After the mastectomy, my surgeon declared me cured. I became a “survivor.” That identifier pushed me into high-alert-mode. I consulted a nutritionist and spent hundreds of dollars on vitamins and supplements. I had two large birthmarks excised from my skin to avoid melanoma since now I was cancer prone. I briefly entertained the idea of having a prophylactic mastectomy on the right breast. When a benign cyst was discovered on an ovary, I found a surgeon who agreed to remove both to prevent the chance of metastasis that could spread from breast to ovary. My primary provider treated my every ache with exaggerated alarm because of my history.
For the past 16 years, I succumbed to the psychological fear produced by the word cancer. Sadly, my story’s not unique.
Recently, there has been “ a growing concern — that hundreds of thousands of men and women are undergoing needless and sometimes disfiguring and harmful treatments for premalignant and cancerous lesions that are so slow growing they are unlikely to ever cause harm.

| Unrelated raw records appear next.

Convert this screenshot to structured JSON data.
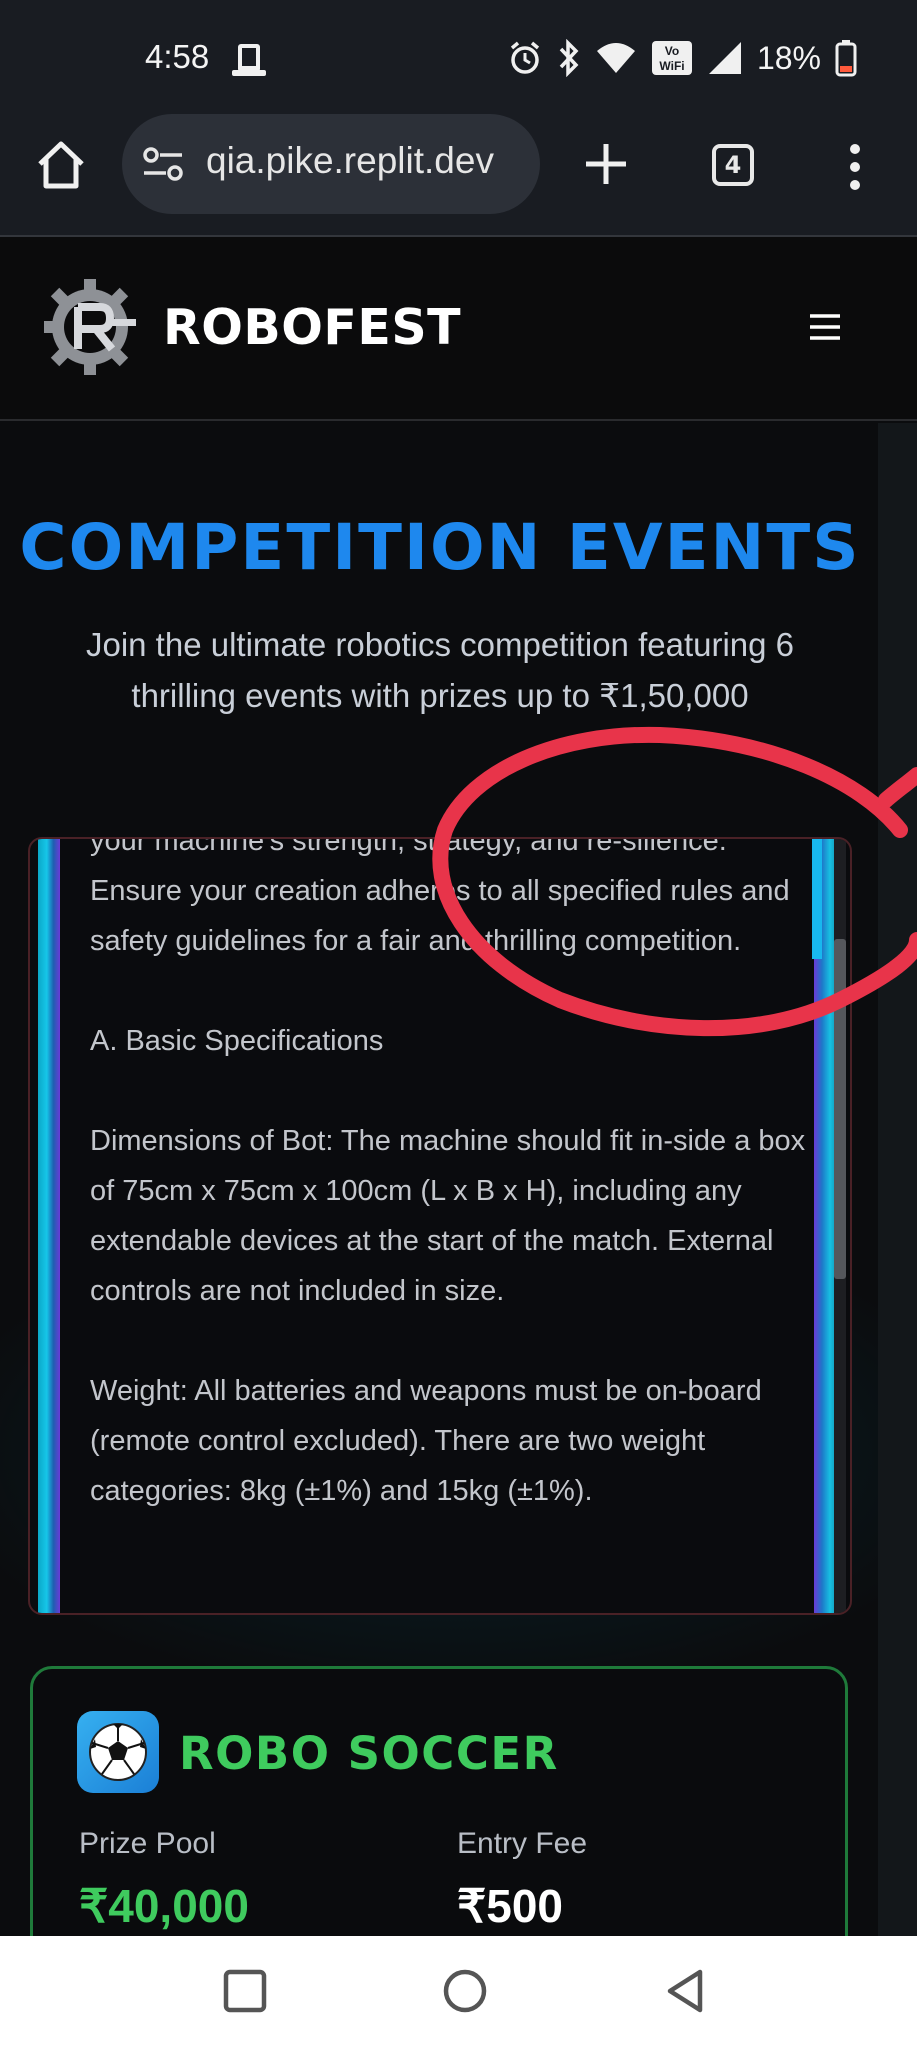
{
  "status_bar": {
    "time": "4:58",
    "battery_percent": "18%",
    "icons": [
      "phone-link-icon",
      "alarm-icon",
      "bluetooth-icon",
      "wifi-icon",
      "vowifi-icon",
      "signal-icon",
      "battery-icon"
    ]
  },
  "browser": {
    "url": "qia.pike.replit.dev",
    "tab_count": "4"
  },
  "site": {
    "brand": "ROBOFEST"
  },
  "main": {
    "heading": "COMPETITION EVENTS",
    "subtitle": "Join the ultimate robotics competition featuring 6 thrilling events with prizes up to ₹1,50,000",
    "rules_paragraphs": [
      "your machine's strength, strategy, and re-silience. Ensure your creation adheres to all specified rules and safety guidelines for a fair and thrilling competition.",
      "A. Basic Specifications",
      "Dimensions of Bot: The machine should fit in-side a box of 75cm x 75cm x 100cm (L x B x H), including any extendable devices at the start of the match. External controls are not included in size.",
      "Weight: All batteries and weapons must be on-board (remote control excluded). There are two weight categories: 8kg (±1%) and 15kg (±1%)."
    ]
  },
  "event_card": {
    "icon": "soccer-ball-icon",
    "title": "ROBO SOCCER",
    "prize_label": "Prize Pool",
    "prize_value": "₹40,000",
    "fee_label": "Entry Fee",
    "fee_value": "₹500"
  },
  "colors": {
    "heading_blue": "#1e88ee",
    "accent_green": "#3fcb5e",
    "annotation_red": "#e8344a",
    "background": "#0b0c0e"
  }
}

The advent of highly sensitive screening technology in recent years has increased the likelihood of finding these so-called incidentalomas — the name given to incidental findings detected during medical scans that most likely would never cause a problem. However, once doctors and patients are aware a lesion exists, they typically feel compelled to biopsy, treat and remove it, often at great physical and psychological pain and risk to the patient. The issue is often referred to as overdiagnosis, and the resulting unnecessary procedures to which patients are subjected are called overtreatment.” Tara Parker-Pope, Scientists Seek to Rein in Diagnoses of Cancer, New York Times, July 29, 2013.
Thankfully, the medical establishment has begun to suggest taking cancer out of the label ductal carcinoma in situ, calling it something like “high-grade dysplasia” or as stated above, incidentalomas. And also to rethink the frequency of mammograms.
There will likely be fallout from the mammogram industry toward discounting the significance of D.C.I.S. Some literature suggests that D.C.I.S. may even go away without treatment. And simply renaming D.C.I.S, sans cancer, seems almost too simplistic. But I believe both changes would prevent women in the future from physical and psychological damage due to overdiagnosis and overtreatment of D.C.I.S.
I’ll never forget your phone call. Such a trying time for so many. And to think the worry may have been needless all these years is just unthinkable.
Yes, how true for me and countless other women.
Oh Marianna. I am so sorry. To think of all the hand-wringing and anguish you and your family have suffered and the time lost to needless worrying. And the unnecessary removal of your breast and your ovaries. This is infuriating.
The health care industry reacts more to money making procedures and use of expensive and lucrative equipment–mammograms, among others–than to the affects that over treatment has on individuals.
Once again, you’ve hit on a raw nerve….for me too. Thanks so much for writing about this phenomena that seems to get lost in the pre-treatment frenzy.
We need to see more reaction or groundswell from those of us who are/were affected by over diagnosis and over treatment.
I had a mastectomy four weeks ago following the screen detection of two small invasive lumps (no symptoms). I found out about these controversies (which extend to the overdiagnosis and treatment of early invasive cancers as well as DCIS) after diagnosis but before treatment. The decision i had to take about surgery was agonising. And now I have to decide about hormone treatment. Like you, the effects will be lifelong, and I’ll never know if I did the right thing.
You can only make a decision based on the best knowledge you have at the time. Good luck in sorting it all out. My thoughts are with you.